Welcome to our second post on the Classical and Neoclassical Jazz Series! In this series of posts, we will analyze the emergence of classical and neoclassical jazz in the 80s, from the point of view of a jazz critic using Berendt and Huesmann’s The Jazz Book as our reference.
In the previous post of the classical and neoclassical jazz series, we talked about the latest developments in 80s jazz and how it called forth the birth of neoclassical jazz. If you didn’t read it, don’t forget to check that post before swiping right! It is not a surprise that the birth of classical coincides with the neoclassical trends in contemporary jazz. It is because classical jazz was a countertrend for neoclassical jazz, meaning it was a trend as to respond and oppose neoclassical jazz.
Classical jazz was pretty much a continuation of neo-bop jazz. It is easy to state what neo-bop musicians developed during the 70s, they renewed and recreated bebop jazz. Classical jazz musicians followed the same path, along with the admiration of their audience. Along with its obvious difference from neoclassical jazz and free jazz, the musicians of the trend considered themselves as “heirs” of bebop music. It is also important to mention that classical jazz embedded many new contemporary elements like modality, tempo shifts, and freer forms.

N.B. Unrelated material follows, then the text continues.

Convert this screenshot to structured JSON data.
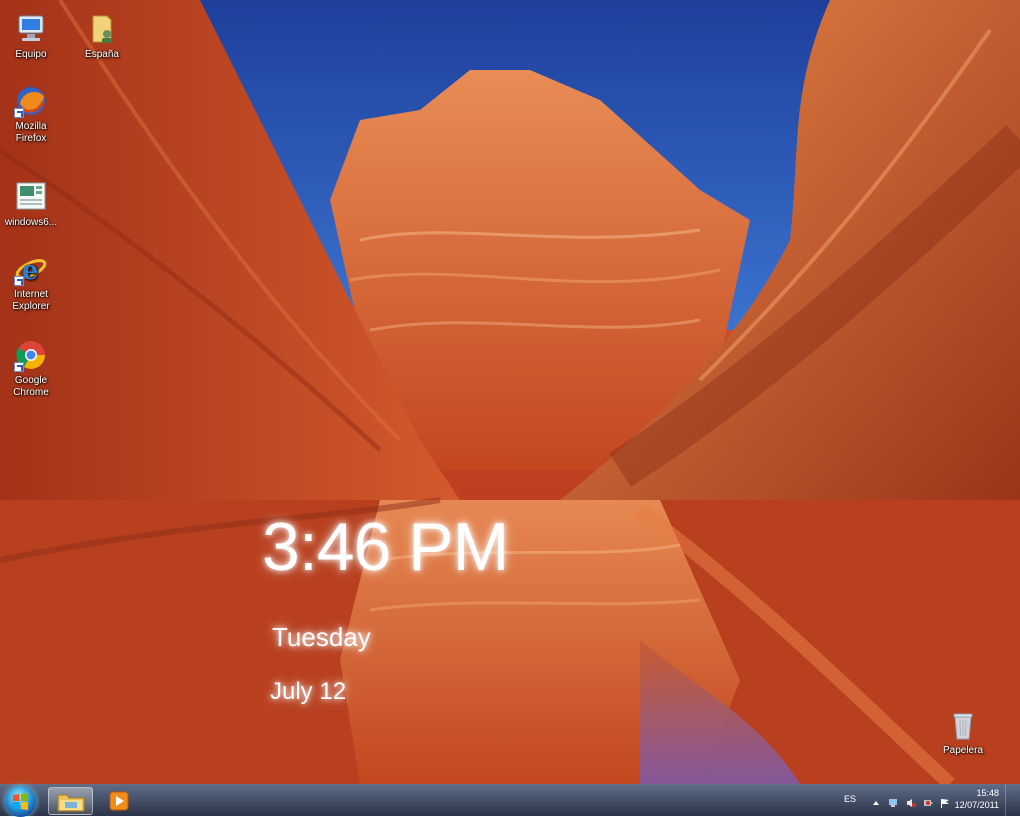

These implementations identified with classical jazz. The idea behind this opposition to neoclassical jazz has its root in basic questions about jazz and jazz history. What is jazz? What is the root of modern jazz? While neoclassical jazz musicians and theorists answered this question with free jazz, classical jazz musicians’ answer was the good old bebop jazz. This was the whole idea behind classical jazz which brings together all classicist musicians.